Aristarkh Lentulov was born in the town of Nizhny Lomov near Penza into the family of a rural priest. He studied art in the Penza and Kiev art schools from 1897 to 1905, and then in the private studio of Dmitry Kardovsky in Saint Petersburg in 1906.
He lived in Moscow from 1909, and he was one of the founders of the avant-garde exhibiting association of artists, the Jack of Diamonds group. This group remained active until its dissolution in 1916.
From 1910 to 1911 Lentulov studied at the Le Fauconnier studio and the La Palette Academy in Paris. Whilst there, he became acquainted with contemporary French painters such as Albert Gleizes, Jean Metzinger, Fernand Léger and Robert Delaunay and after absorbing fauvists' and cubists' principles, developed his own unique coulorful style of painting.
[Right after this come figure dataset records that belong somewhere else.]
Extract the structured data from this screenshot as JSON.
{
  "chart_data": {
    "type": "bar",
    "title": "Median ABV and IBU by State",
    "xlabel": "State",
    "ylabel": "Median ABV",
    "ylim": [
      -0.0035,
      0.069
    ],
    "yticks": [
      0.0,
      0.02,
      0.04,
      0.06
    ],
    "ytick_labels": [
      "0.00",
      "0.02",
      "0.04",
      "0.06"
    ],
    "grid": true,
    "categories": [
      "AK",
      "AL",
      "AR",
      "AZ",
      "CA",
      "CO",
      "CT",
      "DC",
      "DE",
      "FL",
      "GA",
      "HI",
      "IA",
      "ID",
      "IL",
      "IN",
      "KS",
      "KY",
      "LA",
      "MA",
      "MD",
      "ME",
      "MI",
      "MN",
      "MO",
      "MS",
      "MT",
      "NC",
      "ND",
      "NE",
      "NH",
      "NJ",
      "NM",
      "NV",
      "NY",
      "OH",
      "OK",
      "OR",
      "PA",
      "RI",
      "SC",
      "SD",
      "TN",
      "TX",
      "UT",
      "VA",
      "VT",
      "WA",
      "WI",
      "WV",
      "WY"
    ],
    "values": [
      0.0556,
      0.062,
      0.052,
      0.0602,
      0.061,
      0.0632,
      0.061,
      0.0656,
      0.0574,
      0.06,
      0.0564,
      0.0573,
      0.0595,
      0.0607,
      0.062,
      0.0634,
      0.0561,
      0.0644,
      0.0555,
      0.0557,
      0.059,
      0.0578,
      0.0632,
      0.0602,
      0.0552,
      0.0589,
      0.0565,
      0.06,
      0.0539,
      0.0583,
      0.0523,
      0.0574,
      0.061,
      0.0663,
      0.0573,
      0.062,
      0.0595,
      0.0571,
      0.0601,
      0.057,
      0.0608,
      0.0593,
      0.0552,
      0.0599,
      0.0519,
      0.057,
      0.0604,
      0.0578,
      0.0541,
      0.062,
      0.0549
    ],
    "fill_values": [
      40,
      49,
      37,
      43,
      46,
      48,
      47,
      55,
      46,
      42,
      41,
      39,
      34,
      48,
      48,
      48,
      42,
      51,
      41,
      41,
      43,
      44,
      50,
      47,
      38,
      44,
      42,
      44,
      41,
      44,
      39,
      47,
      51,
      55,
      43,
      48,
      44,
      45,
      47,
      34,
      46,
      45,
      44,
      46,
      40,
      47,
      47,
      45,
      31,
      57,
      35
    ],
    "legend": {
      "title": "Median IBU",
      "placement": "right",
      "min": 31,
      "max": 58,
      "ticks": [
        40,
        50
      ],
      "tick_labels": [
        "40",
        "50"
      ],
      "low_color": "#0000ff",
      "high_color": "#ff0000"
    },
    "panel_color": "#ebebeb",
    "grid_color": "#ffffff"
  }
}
Later, after his return to Russia in 1912 he became a major influence on what to become the Russian futurism and in particular Cubo-Futurism. Wassily Kandinsky and Kazimir Malevich were both influenced by him.
From pre-revolutionary times, Lentulov was actively involved in various theatrical projects, designing for plays in the Kamerny Theatre (The Merry Wives of Windsor, 1916) and contributing sets for a production of Scriabin's Prometheus in the Bolshoi Theatre in 1919.
In 1928 Lentulov entered into the Society of Moscow artists, which included artists formerly associated with the Jack of Diamonds group. He became chairman of the Society and also started teaching at the Russian state art and technical school (VKhUTEMAS).
Lentulov died in Moscow and is buried in the Vagankovo Cemetery.